Libertarianismo x Capitalismo Radical (Parte I)

Libertarianismo, escreve David Boaz, “é a noção de que cada pessoa tem o direito de viver sua vida como decida, sempre e quando respeite o igual direito de outrem”.

Libertários defendem o direito individual à vida, liberdade e propriedade – direitos que as pessoas possuem de forma natural, anteriores à criação de governos. Na visão libertária, todas as relações humanas deveriam ser voluntárias; as únicas ações que deveriam ser proibidas por lei são aquelas que implicam a iniciação da força contra aqueles que não a iniciaram – ações como assassinato, estupro, roubo, sequestro e fraude[1].

Dada essa descrição de libertarianismo, perguntam-me : i) O que há de mal nisso?, ii) como um amante da liberdade pode se opor ao libertarianismo?

São boas perguntas. Para respondê-las, procedemos a considerar, no espírito de Frédéric Bastiat, não somente o que se vê, mas também o que não se vê.

O que não se vê?

Elementos cruciais que não se veem incluem as posições libertárias quanto à fonte e o conhecimento dos direitos, e se respostas objetivas demonstravelmente verdadeiras a essas perguntas são necessárias, ou mesmo possíveis, em defesa da liberdade. Nesses temas, qual são as posições libertárias?
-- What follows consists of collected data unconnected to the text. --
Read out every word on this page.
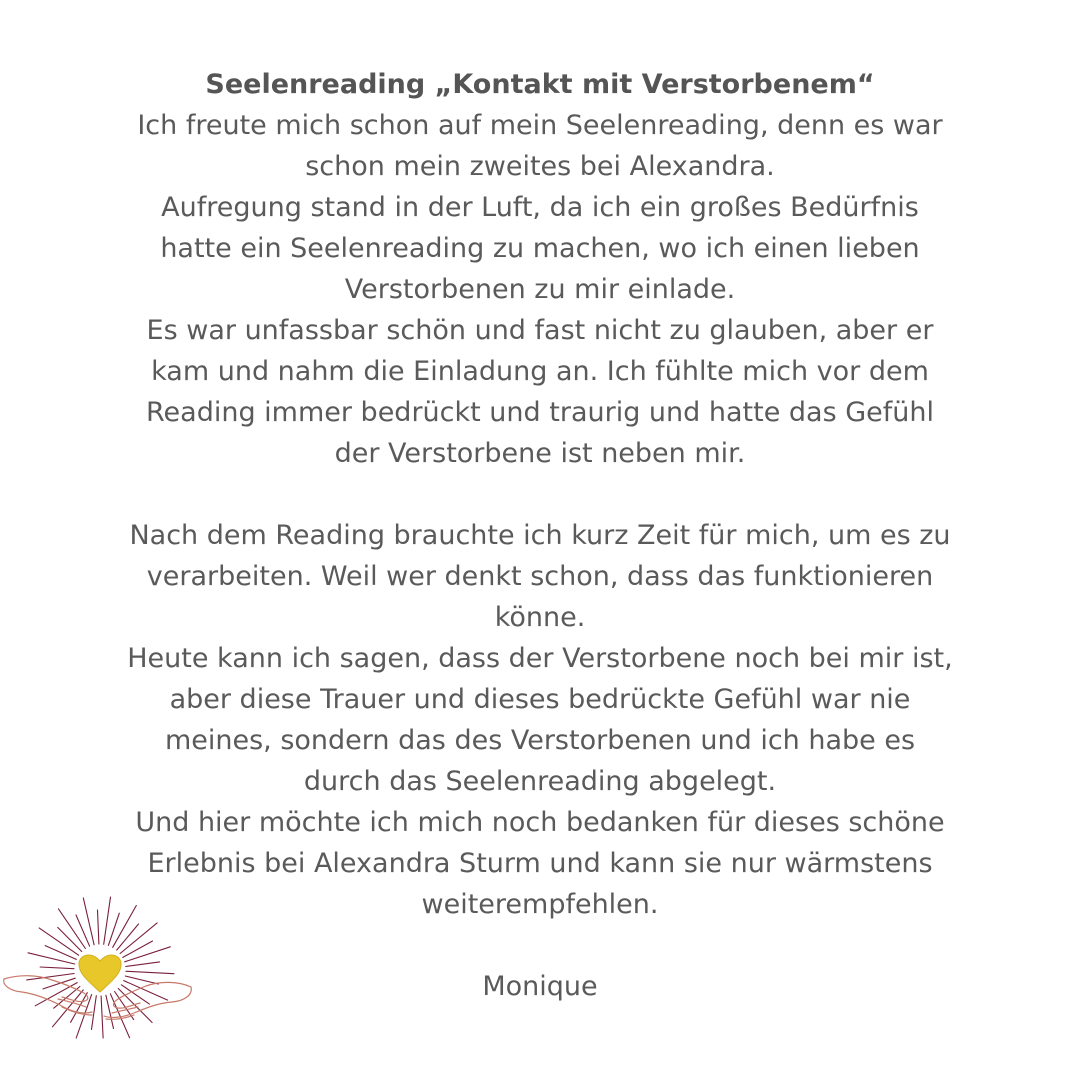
Seelenreading „Kontakt mit Verstorbenem“

Ich freute mich schon auf mein Seelenreading, denn es war
schon mein zweites bei Alexandra.

Aufregung stand in der Luft, da ich ein großes Bedürfnis
hatte ein Seelenreading zu machen, wo ich einen lieben
Verstorbenen zu mir einlade.

Es war unfassbar schön und fast nicht zu glauben, aber er
kam und nahm die Einladung an. Ich fühlte mich vor dem
Reading immer bedrückt und traurig und hatte das Gefühl
der Verstorbene ist neben mir.

Nach dem Reading brauchte ich kurz Zeit für mich, um es zu
verarbeiten. Weil wer denkt schon, dass das funktionieren
könne.

Heute kann ich sagen, dass der Verstorbene noch bei mir ist,
aber diese Trauer und dieses bedrückte Gefühl war nie
meines, sondern das des Verstorbenen und ich habe es
durch das Seelenreading abgelegt.

Und hier möchte ich mich noch bedanken für dieses schöne
Erlebnis bei Alexandra Sturm und kann sie nur wärmstens
weiterempfehlen.

Monique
Os direitos não são nem “autoevidentes”, nem “divinos” e, muito menos, “naturais”

Ao examinar a literatura libertária, vemos que, em geral, os libertários defendem que os direitos são “autoevidentes” ou “dados por Deus” ou, de alguma forma (e inexplicavelmente) “naturais[2]”. Muitos libertários defendem que os direitos são corolários da “autopropriedade” ou da ideia de que a vida do indivíduo pertence a ele, o qual consideram um “axioma”, uma verdade autoevidente, uma premissa irredutível[3]. E muitos defendem que a maldade ou a proibição da iniciação da força é um axioma, o chamado “axioma / princípio da não agressão[4]”.

A ideia essencial unificadora nesse núcleo da ideologia libertária é que a existência de direitos e a legitimidade da propriedade ou são autoevidentes, ou são uma questão de fé, ou são suficientemente explicadas pelo termo “natural”; dessa forma, argumentos morais ou filosóficos mais profundos em apoio delas são desnecessárias. Para que prover argumentos filosóficos para o que as pessoas podem saber simplesmente abrindo seus olhos, fechando seus olhos, ou fazendo sinal com as mãos e dizendo “natural”?
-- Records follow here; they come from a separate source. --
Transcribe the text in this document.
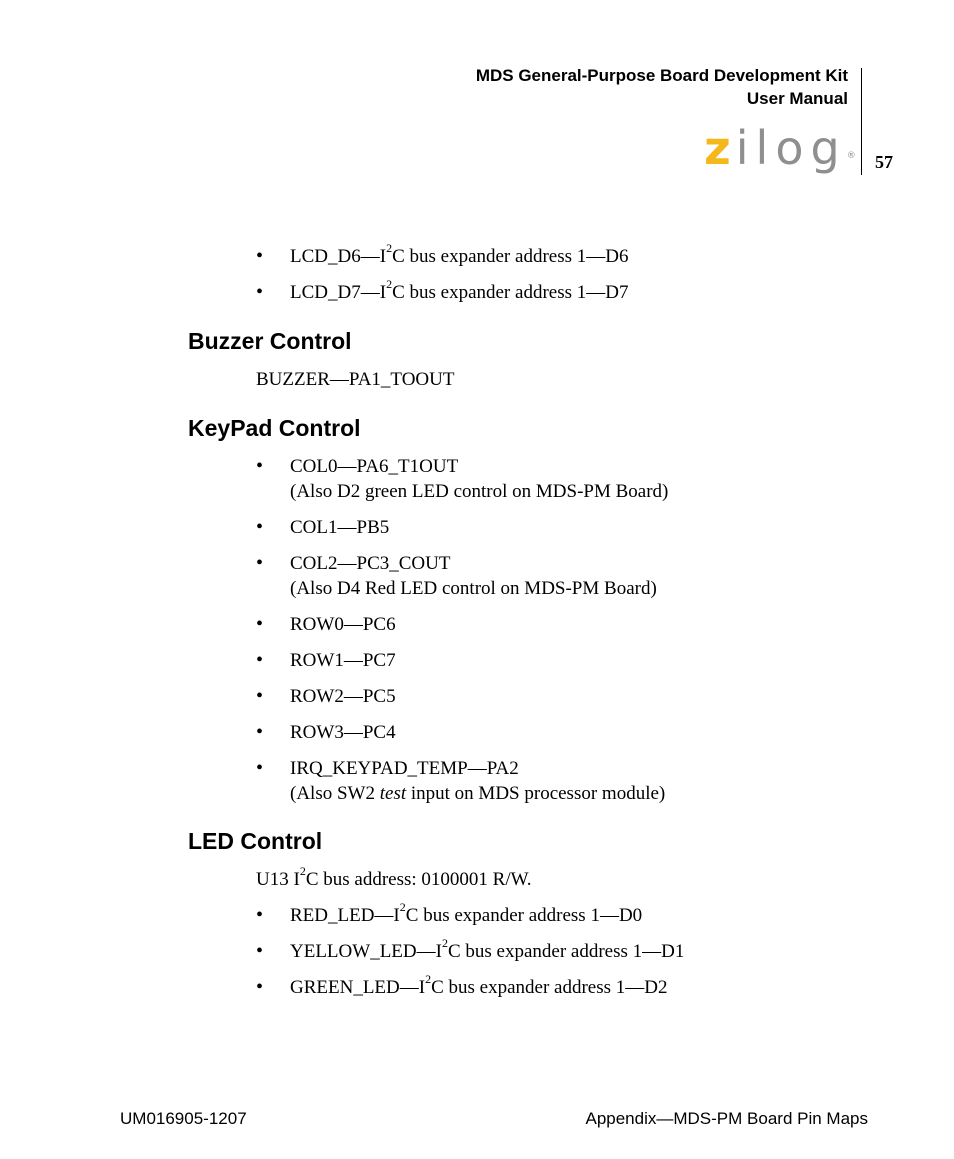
MDS General-Purpose Board Development Kit
User Manual
zilog® 57
• $LCD\_D6—I^2C$ bus expander address 1—D6
• $LCD\_D7—I^2C$ bus expander address 1—D7
Buzzer Control
BUZZER—PA1_TOOUT
KeyPad Control
• COL0—PA6_T1OUT
(Also D2 green LED control on MDS-PM Board)
• COL1—PB5
• COL2—PC3_COUT
(Also D4 Red LED control on MDS-PM Board)
• ROW0—PC6
• ROW1—PC7
• ROW2—PC5
• ROW3—PC4
• IRQ_KEYPAD_TEMP—PA2
(Also SW2 test input on MDS processor module)
LED Control
U13 $I^2C$ bus address: 0100001 R/W.
• $RED\_LED—I^2C$ bus expander address 1—D0
• $YELLOW\_LED—I^2C$ bus expander address 1—D1
• $GREEN\_LED—I^2C$ bus expander address 1—D2
UM016905-1207	Appendix—MDS-PM Board Pin Maps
O fato é que as pessoas não sabem e nem podem saber nada sobre a natureza dos direitos ou a legitimidade da liberdade através desses meios. Se quisermos defender a liberdade com êxito, precisamos entender e articular, entre outras coisas, a procedência dos direitos, porque os temos e como sabemos disso.

Embora os pais fundadores dos Estados Unidos sustentassem que os direitos eram “autoevidentes”, “dados por Deus” ou “naturais”; e apesar de terem fundado os Estados Unidos com base nessa ideia, ela é falsa – e sua falsidade tem se tornado cada dia mais clara desde a época da independência, haja vista a multiplicação de filosofias que rejeitam essa mesma possibilidade de direitos. Logo analisaremos algumas delas. Mas, primeiro, consideremos alguns dados perceptuais do tema.

Está claro que não podemos ver, ouvir, tocar, provar ou cheirar os direitos. Olhe ao seu redor: os direitos não podem ser vistos ou, tampouco, percebidos. O único fato autoevidente sobre os direitos é que os direitos não são autoevidentes.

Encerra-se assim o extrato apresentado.